Here, ${\mathrm{t}}_1$ is the temporal separation of a passenger, $l$ is the ship’s length and ${\mathrm{v}}_1$ is the velocity of the proton.

Substitute the values in the above equation.

$\begin{array}{c}{\mathrm{t}}_1=\frac{760\text{\hspace{0.17em}m}}{0.980(3\times {10}^8\text{\hspace{0.17em}m/s})}\\ =\frac{760\text{\hspace{0.17em}m}}{(2.9\times {10}^8\text{\hspace{0.17em}m/s})}\\ =2.6\times {10}^{-6}\text{\hspace{0.17em}s}\end{array}$

Thus, the temporal separation of a passenger in the ship is $2.6\times {10}^{-6}\text{\hspace{0.17em}s}$.

(b) Determination of the temporal separation of us in the first case

As in our case, the length of the ship is taken negative.

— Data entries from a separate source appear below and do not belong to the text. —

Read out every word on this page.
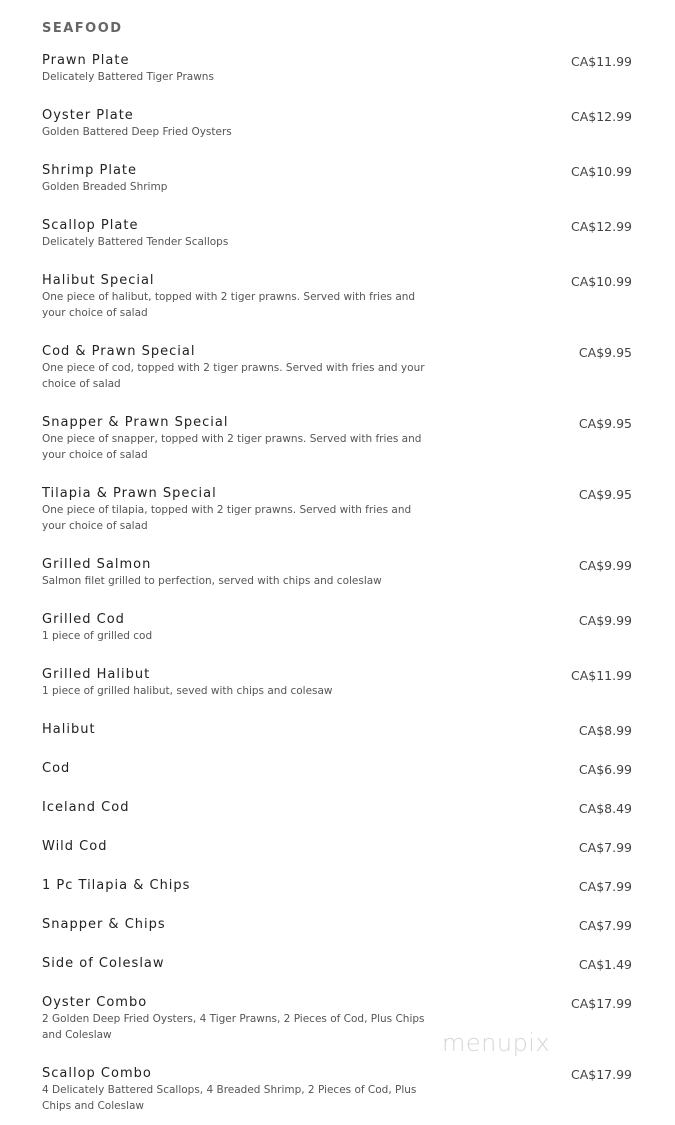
SEAFOOD
Prawn Plate
Delicately Battered Tiger Prawns
CA$11.99
Oyster Plate
Golden Battered Deep Fried Oysters
CA$12.99
Shrimp Plate
Golden Breaded Shrimp
CA$10.99
Scallop Plate
Delicately Battered Tender Scallops
CA$12.99
Halibut Special
One piece of halibut, topped with 2 tiger prawns. Served with fries and your choice of salad
CA$10.99
Cod & Prawn Special
One piece of cod, topped with 2 tiger prawns. Served with fries and your choice of salad
CA$9.95
Snapper & Prawn Special
One piece of snapper, topped with 2 tiger prawns. Served with fries and your choice of salad
CA$9.95
Tilapia & Prawn Special
One piece of tilapia, topped with 2 tiger prawns. Served with fries and your choice of salad
CA$9.95
Grilled Salmon
Salmon filet grilled to perfection, served with chips and coleslaw
CA$9.99
Grilled Cod
1 piece of grilled cod
CA$9.99
Grilled Halibut
1 piece of grilled halibut, seved with chips and colesaw
CA$11.99
Halibut	CA$8.99
Cod	CA$6.99
Iceland Cod	CA$8.49
Wild Cod	CA$7.99
1 Pc Tilapia & Chips	CA$7.99
Snapper & Chips	CA$7.99
Side of Coleslaw	CA$1.49
Oyster Combo
2 Golden Deep Fried Oysters, 4 Tiger Prawns, 2 Pieces of Cod, Plus Chips and Coleslaw
CA$17.99
Scallop Combo
4 Delicately Battered Scallops, 4 Breaded Shrimp, 2 Pieces of Cod, Plus Chips and Coleslaw
CA$17.99
menupix
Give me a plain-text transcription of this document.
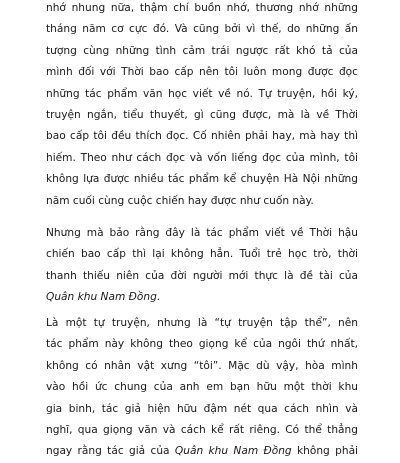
nhớ nhung nữa, thậm chí buồn nhớ, thương nhớ những
tháng năm cơ cực đó. Và cũng bởi vì thế, do những ấn
tượng cùng những tình cảm trái ngược rất khó tả của
mình đối với Thời bao cấp nên tôi luôn mong được đọc
những tác phẩm văn học viết về nó. Tự truyện, hồi ký,
truyện ngắn, tiểu thuyết, gì cũng được, mà là về Thời
bao cấp tôi đều thích đọc. Cố nhiên phải hay, mà hay thì
hiếm. Theo như cách đọc và vốn liếng đọc của mình, tôi
không lựa được nhiều tác phẩm kể chuyện Hà Nội những
năm cuối cùng cuộc chiến hay được như cuốn này.
Nhưng mà bảo rằng đây là tác phẩm viết về Thời hậu
chiến bao cấp thì lại không hẳn. Tuổi trẻ học trò, thời
thanh thiếu niên của đời người mới thực là đề tài của
Quân khu Nam Đồng.
Là một tự truyện, nhưng là “tự truyện tập thể”, nên
tác phẩm này không theo giọng kể của ngôi thứ nhất,
không có nhân vật xưng “tôi”. Mặc dù vậy, hòa mình
vào hồi ức chung của anh em bạn hữu một thời khu
gia binh, tác giả hiện hữu đậm nét qua cách nhìn và
nghĩ, qua giọng văn và cách kể rất riêng. Có thể thẳng
ngay rằng tác giả của Quân khu Nam Đồng không phải
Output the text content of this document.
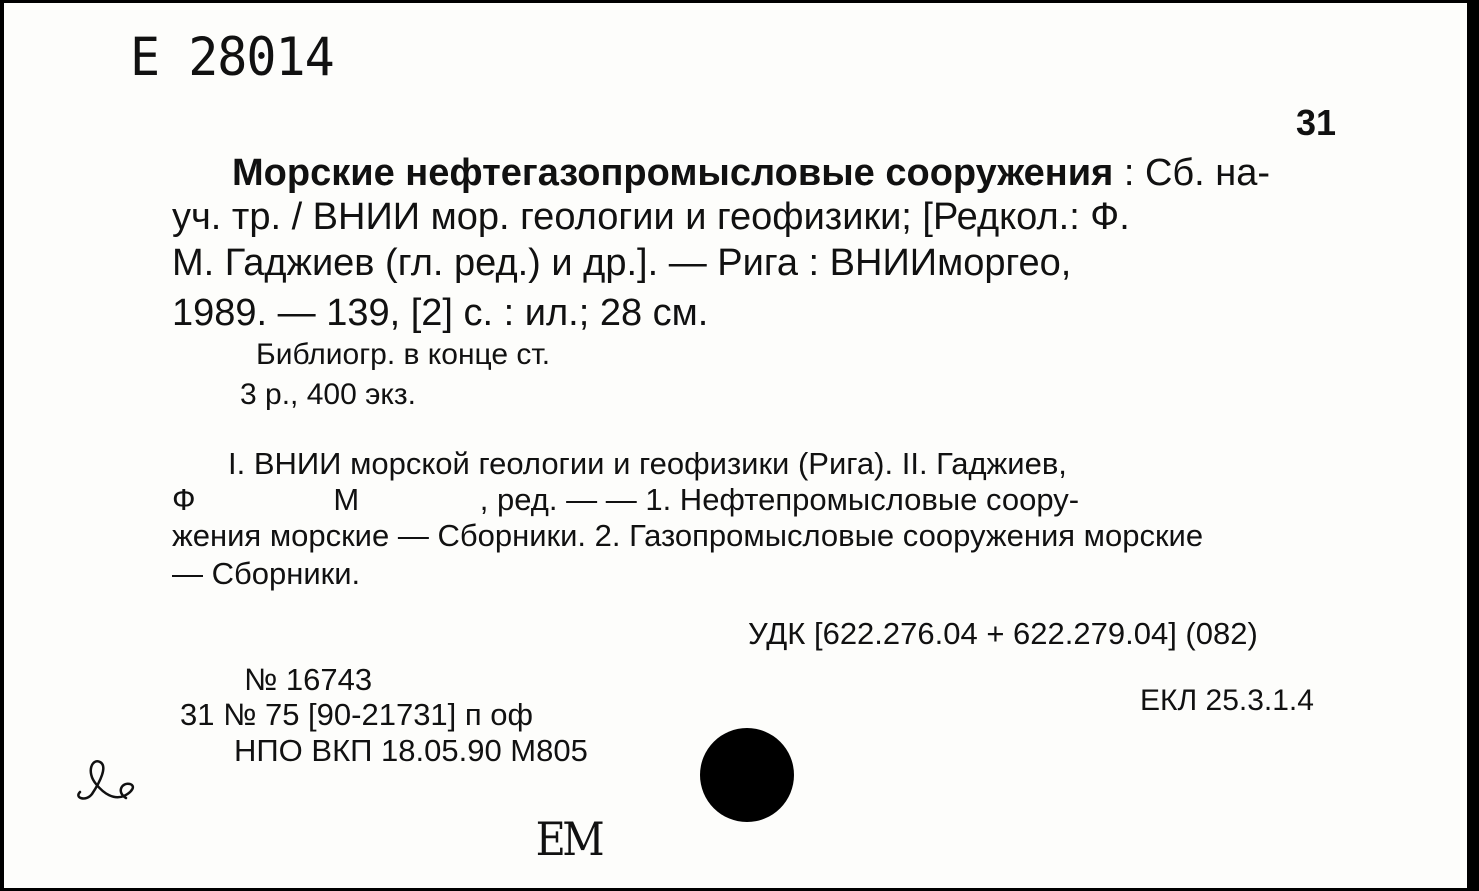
Е 28014
31
Морские нефтегазопромысловые сооружения : Сб. на-
уч. тр. / ВНИИ мор. геологии и геофизики; [Редкол.: Ф.
М. Гаджиев (гл. ред.) и др.]. — Рига : ВНИИморгео,
1989. — 139, [2] с. : ил.; 28 см.
Библиогр. в конце ст.
3 р., 400 экз.
I. ВНИИ морской геологии и геофизики (Рига). II. Гаджиев,
Ф                М              , ред. — — 1. Нефтепромысловые соору-
жения морские — Сборники. 2. Газопромысловые сооружения морские
— Сборники.
УДК [622.276.04 + 622.279.04] (082)
ЕКЛ 25.3.1.4
№ 16743
31 № 75 [90-21731] п оф
НПО ВКП 18.05.90 М805
ЕМ
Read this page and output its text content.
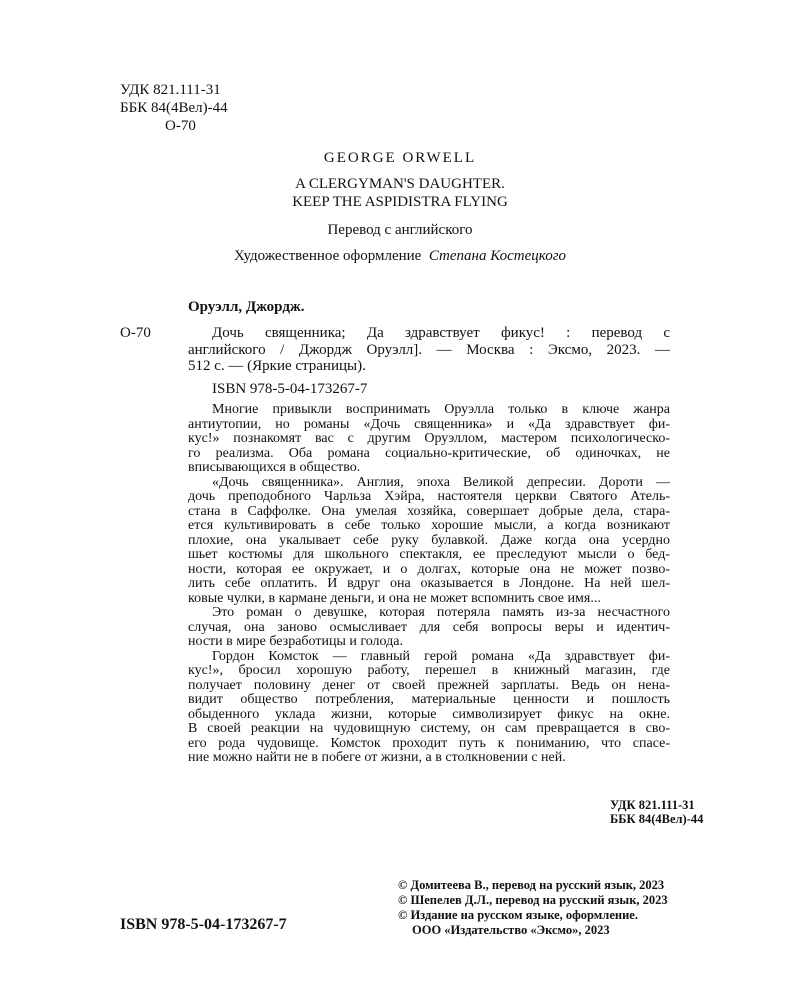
УДК 821.111-31
ББК 84(4Вел)-44
О-70
GEORGE ORWELL
A CLERGYMAN'S DAUGHTER.
KEEP THE ASPIDISTRA FLYING
Перевод с английского
Художественное оформление Степана Костецкого
Оруэлл, Джордж.
О-70	Дочь священника; Да здравствует фикус! : перевод с
английского / Джордж Оруэлл]. — Москва : Эксмо, 2023. —
512 с. — (Яркие страницы).
ISBN 978-5-04-173267-7
Многие привыкли воспринимать Оруэлла только в ключе жанра
антиутопии, но романы «Дочь священника» и «Да здравствует фи-
кус!» познакомят вас с другим Оруэллом, мастером психологическо-
го реализма. Оба романа социально-критические, об одиночках, не
вписывающихся в общество.
«Дочь священника». Англия, эпоха Великой депресии. Дороти —
дочь преподобного Чарльза Хэйра, настоятеля церкви Святого Атель-
стана в Саффолке. Она умелая хозяйка, совершает добрые дела, стара-
ется культивировать в себе только хорошие мысли, а когда возникают
плохие, она укалывает себе руку булавкой. Даже когда она усердно
шьет костюмы для школьного спектакля, ее преследуют мысли о бед-
ности, которая ее окружает, и о долгах, которые она не может позво-
лить себе оплатить. И вдруг она оказывается в Лондоне. На ней шел-
ковые чулки, в кармане деньги, и она не может вспомнить свое имя...
Это роман о девушке, которая потеряла память из-за несчастного
случая, она заново осмысливает для себя вопросы веры и идентич-
ности в мире безработицы и голода.
Гордон Комсток — главный герой романа «Да здравствует фи-
кус!», бросил хорошую работу, перешел в книжный магазин, где
получает половину денег от своей прежней зарплаты. Ведь он нена-
видит общество потребления, материальные ценности и пошлость
обыденного уклада жизни, которые символизирует фикус на окне.
В своей реакции на чудовищную систему, он сам превращается в сво-
его рода чудовище. Комсток проходит путь к пониманию, что спасе-
ние можно найти не в побеге от жизни, а в столкновении с ней.
УДК 821.111-31
ББК 84(4Вел)-44
© Домитеева В., перевод на русский язык, 2023
© Шепелев Д.Л., перевод на русский язык, 2023
© Издание на русском языке, оформление.
ООО «Издательство «Эксмо», 2023
ISBN 978-5-04-173267-7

The equation of our temporal separation is expressed as:

${\mathrm{t}}_2=\frac{1}{\sqrt{1-{\left(\frac{{\mathrm{v}}_1}{\mathrm{c}}\right)}^2}}\left({\mathrm{t}}_1+\frac{{\mathrm{v}}_1(-\mathrm{l})}{{\mathrm{c}}^2}\right)$

Here, $t_2$is the temporal separation of us and ${\mathrm{v}}_1$is the velocity of the proton.

Substitute the values in the above equation.

$\begin{array}{c}{\mathrm{t}}_2=\frac{1}{\sqrt{1-{\left(\frac{0.980\mathrm{c}}{\mathrm{c}}\right)}^2}}\left(2.6\times {10}^{-6}\text{\hspace{0.17em}s}+\frac{\left(0.980\mathrm{c}\right)(-760\text{\hspace{0.17em}m})}{{\mathrm{c}}^2}\right)\\ =\frac{1}{\sqrt{1-{\left(0.980\right)}^2}}\left(2.6\times {10}^{-6}\text{\hspace{0.17em}s-}\frac{\left(744.8\text{\hspace{0.17em}m}\right)}{3\times {10}^8\text{\hspace{0.17em}m/s}}\right)\\ =\frac{1}{\sqrt{1-0.9604}}(2.6\times {10}^{-6}\text{\hspace{0.17em}s-2.4}\times {\text{10}}^{-6}\text{\hspace{0.17em}s})\\ =\frac{1}{0.19}(0.2\times {10}^{-6}\text{\hspace{0.17em}s})\\ =1.05\times {10}^{-6}\text{\hspace{0.17em}s}\end{array}$

Thus, our temporal separation is $1.05\times {10}^{-6}\text{\hspace{0.17em}s}$.

(c) Determination of the temporal separation of a passenger in the second case

According to the observers of ship, there is no difference of firing proton from front to back that significantly makes no difference. Hence, the temporal separation of the passenger is the same as previous.

Thus, the temporal separation of a passenger in the ship is $2.6\times {10}^{-6}\text{\hspace{0.17em}s}$.

(d) Determination of the temporal separation of us in the second case 

The equation of our temporal separation is expressed as:

${\mathrm{t}}_3=\frac{1}{\sqrt{1-{\left(\frac{{\mathrm{v}}_1}{\mathrm{c}}\right)}^2}}\left({\mathrm{t}}_1+\frac{{\mathrm{v}}_1\left(\mathrm{l}\right)}{{\mathrm{c}}^2}\right)$

Here, ${\mathrm{t}}_3$ is the temporal separation of us.

Substitute the values in the above equation.

$\begin{array}{c}{\mathrm{t}}_3=\frac{1}{\sqrt{1-{\left(\frac{0.980\mathrm{c}}{\mathrm{c}}\right)}^2}}\left(2.6\times {10}^{-6}\text{\hspace{0.17em}s}+\frac{\left(0.980\mathrm{c}\right)\left(760\text{\hspace{0.17em}m}\right)}{{\mathrm{c}}^2}\right)\\ =\frac{1}{\sqrt{1-{\left(0.980\right)}^2}}\left(2.6\times {10}^{-6}\text{\hspace{0.17em}s+}\frac{\left(744.8\text{\hspace{0.17em}m}\right)}{3\times {10}^8\text{\hspace{0.17em}m/s}}\right)\\ =\frac{1}{\sqrt{1-0.9604}}(2.6\times {10}^{-6}\text{\hspace{0.17em}s+2.4}\times {\text{10}}^{-6}\text{\hspace{0.17em}s})\\ =\frac{1}{0.19}(5\times {10}^{-6}\text{\hspace{0.17em}s})\\ =2.63\times {10}^{-5}\text{\hspace{0.17em}s}\end{array}$

Thus, our temporal separation is $2.63\times {10}^{-5}\text{\hspace{0.17em}s}$.